2023-02-28 03:08:34+00:00

Electronic component part numbers (such as DM3AT-SF-PEJM5(11) or 5015-120-001) are highly structured. They contain manufacturer prefixes, mounting codes, packaging identifiers, and revisions separated by dashes, slashes, or parentheses. Standard text search engines fail here: they either break the tokens into too many pieces, or fail to match when the user types a partial part number.

To provide instant, accurate search results for engineers, we must write custom Elasticsearch analyzers that understand part number syntax.

1. Custom N-Gram Tokenization

Standard tokenizers split text by whitespace or punctuation.
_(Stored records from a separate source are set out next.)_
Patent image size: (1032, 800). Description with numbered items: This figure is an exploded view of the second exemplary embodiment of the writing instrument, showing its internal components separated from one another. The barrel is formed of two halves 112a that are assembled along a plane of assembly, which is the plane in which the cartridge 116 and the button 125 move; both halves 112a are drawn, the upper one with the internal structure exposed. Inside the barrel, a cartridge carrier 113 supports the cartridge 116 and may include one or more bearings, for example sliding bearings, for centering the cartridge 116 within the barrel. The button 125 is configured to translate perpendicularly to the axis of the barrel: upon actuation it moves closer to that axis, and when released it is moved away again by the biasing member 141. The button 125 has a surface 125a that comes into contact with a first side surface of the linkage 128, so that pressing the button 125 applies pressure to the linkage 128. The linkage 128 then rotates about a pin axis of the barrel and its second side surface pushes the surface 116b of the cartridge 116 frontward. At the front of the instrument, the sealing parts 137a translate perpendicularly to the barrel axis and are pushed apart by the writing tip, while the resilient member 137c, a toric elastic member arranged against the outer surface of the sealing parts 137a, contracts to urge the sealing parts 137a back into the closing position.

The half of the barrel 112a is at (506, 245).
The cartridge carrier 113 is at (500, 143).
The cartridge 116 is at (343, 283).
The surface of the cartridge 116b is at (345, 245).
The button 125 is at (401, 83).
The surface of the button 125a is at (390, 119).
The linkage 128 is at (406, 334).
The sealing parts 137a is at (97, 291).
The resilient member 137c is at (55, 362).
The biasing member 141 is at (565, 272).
For part numbers, we want to match partial queries like DM3 or PEJM5. We configure a custom Edge N-Gram Tokenizer that generates partial tokens from the start of each word, combined with a custom character filter that strips non-alphanumeric characters:

{
  "settings": {
    "analysis": {
      "tokenizer": {
        "part_ngram_tokenizer": {
          "type": "edge_ngram",
          "min_gram": 3,
          "max_gram": 20,
          "token_chars": ["letter", "digit"]
        }
      },
      "analyzer": {
        "part_number_analyzer": {
          "type": "custom",
          "tokenizer": "part_ngram_tokenizer",
          "filter": ["lowercase"]
        }
      }
    }
  }
}

2. Tuning Match Queries

When querying, we use a bool query that combines a high-weight exact match clause with a lower-weight fuzzy clause. This ensures that exact matches appear at the top, while partial or slightly misspelled numbers still appear in the search results.